1183. Postpartum Reversible Vasoconstriction Syndrome Presenting with Intracranial Lobar Hemorrhage: Case Report and Review of the Literature
Authors: Adesh Tandon, MD, FAANS; Khalid Sethi, MD; Yahai Lodi, MD; Elwaleed Elnour, MD (Johnson City, NY)
The authors present the case of a 31 y/o female who was 3 weeks postpartum, who presented with symptoms of worsening headaches and left upper extremity numbness for 1 weeks duration. CT scan of the brain revealed a 3.5 by 3.5 cm right frontal intra-parenchymal hemorrhage with minimal mass effect or midline shift. The patient remained overall neurologically stable with only subjective numbness. CT angiogram of the brain did not reveal any evidence of vascular malformation or venous sinus thrombosis. Cerebral angiography revealed diffuse vasculitis throughout the right anterior circulation distribution especially in the area of the known hemorrhage. Given the findings on the cerebral angiogram, the patient was given the diagnosis of postpartum reversible vasoconstriction syndrome. The patient was managed on high dose IV steroids and discharged home in stable condition.

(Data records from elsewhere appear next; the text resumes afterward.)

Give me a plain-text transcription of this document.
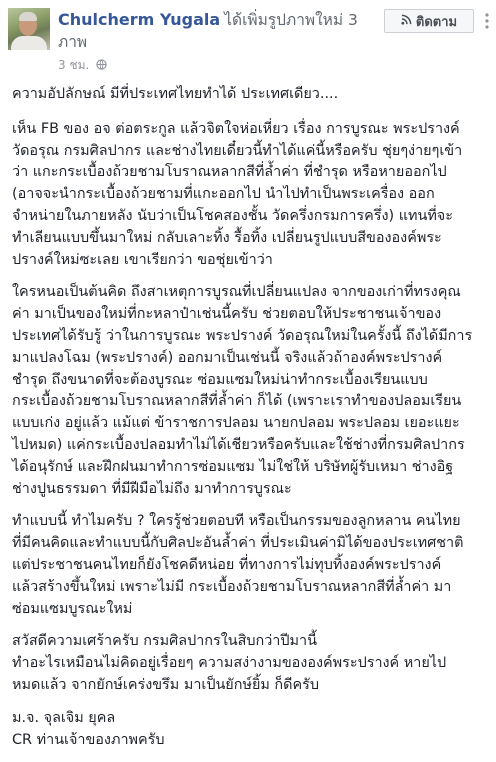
Chulcherm Yugala ได้เพิ่มรูปภาพใหม่ 3 ภาพ
3 ชม.
ติดตาม

ความอัปลักษณ์ มีที่ประเทศไทยทำได้ ประเทศเดียว....

เห็น FB ของ อจ ต่อตระกูล แล้วจิตใจห่อเหี่ยว เรื่อง การบูรณะ พระปรางค์
วัดอรุณ กรมศิลปากร และช่างไทยเดี๋ยวนี้ทำได้แค่นี้หรือครับ ชุ่ยๆง่ายๆเข้า
ว่า แกะกระเบื้องถ้วยชามโบราณหลากสีที่ล้ำค่า ที่ชำรุด หรือหายออกไป
(อาจจะนำกระเบื้องถ้วยชามที่แกะออกไป นำไปทำเป็นพระเครื่อง ออก
จำหน่ายในภายหลัง นับว่าเป็นโชคสองชั้น วัดครึ่งกรมการครึ่ง) แทนที่จะ
ทำเลียนแบบขึ้นมาใหม่ กลับเลาะทิ้ง รื้อทิ้ง เปลี่ยนรูปแบบสีขององค์พระ
ปรางค์ใหม่ซะเลย เขาเรียกว่า ขอชุ่ยเข้าว่า

ใครหนอเป็นต้นคิด ถึงสาเหตุการบูรณที่เปลี่ยนแปลง จากของเก่าที่ทรงคุณ
ค่า มาเป็นของใหม่ที่กะหลาป๋าเช่นนี้ครับ ช่วยตอบให้ประชาชนเจ้าของ
ประเทศได้รับรู้ ว่าในการบูรณะ พระปรางค์ วัดอรุณใหม่ในครั้งนี้ ถึงได้มีการ
มาแปลงโฉม (พระปรางค์) ออกมาเป็นเช่นนี้ จริงแล้วถ้าองค์พระปรางค์
ชำรุด ถึงขนาดที่จะต้องบูรณะ ซ่อมแซมใหม่น่าทำกระเบื้องเรียนแบบ
กระเบื้องถ้วยชามโบราณหลากสีที่ล้ำค่า ก็ได้ (เพราะเราทำของปลอมเรียน
แบบเก่ง อยู่แล้ว แม้แต่ ข้าราชการปลอม นายกปลอม พระปลอม เยอะแยะ
ไปหมด) แค่กระเบื้องปลอมทำไม่ได้เชียวหรือครับและใช้ช่างที่กรมศิลปากร
ได้อนุรักษ์ และฝึกฝนมาทำการซ่อมแซม ไม่ใช่ให้ บริษัทผู้รับเหมา ช่างอิฐ
ช่างปูนธรรมดา ที่มีฝีมือไม่ถึง มาทำการบูรณะ

ทำแบบนี้ ทำไมครับ ? ใครรู้ช่วยตอบที หรือเป็นกรรมของลูกหลาน คนไทย
ที่มีคนคิดและทำแบบนี้กับศิลปะอันล้ำค่า ที่ประเมินค่ามิได้ของประเทศชาติ
แต่ประชาชนคนไทยก็ยังโชคดีหน่อย ที่ทางการไม่ทุบทิ้งองค์พระปรางค์
แล้วสร้างขึ้นใหม่ เพราะไม่มี กระเบื้องถ้วยชามโบราณหลากสีที่ล้ำค่า มา
ซ่อมแซมบูรณะใหม่

สวัสดีความเศร้าครับ กรมศิลปากรในสิบกว่าปีมานี้
ทำอะไรเหมือนไม่คิดอยู่เรื่อยๆ ความสง่างามขององค์พระปรางค์ หายไป
หมดแล้ว จากยักษ์เคร่งขรึม มาเป็นยักษ์ยิ้ม ก็ดีครับ

ม.จ. จุลเจิม ยุคล
CR ท่านเจ้าของภาพครับ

Postpartum Reversible Vasoconstriction Syndrome (PPVCS) is a relatively rare angiopathy that falls into the category of Reversible Cerebral Vasoconstriction Syndromes (RCVS). These conditions typically present with multi-focal narrowing of cerebral vasculature causing varying degrees of symptoms. These symptoms can be isolated to headaches, or progress to focal neurologic deficits secondary to brain edema, brain ischemia, and or cerebral hemorrhage. Risk factors for RCVS include pregnancy, migraine headaches, use of vasoconstrictive medications, and prior neurological surgery. Prevalence of PPVCS is not well documented, but postpartum headaches can be prevalent in up to 40% of postpartum patients.
The authors will discuss the pathophysiology of PPVCS and review the current literature. Given the high prevalence of postpartum headaches, the authors will recommend screening parameters as well.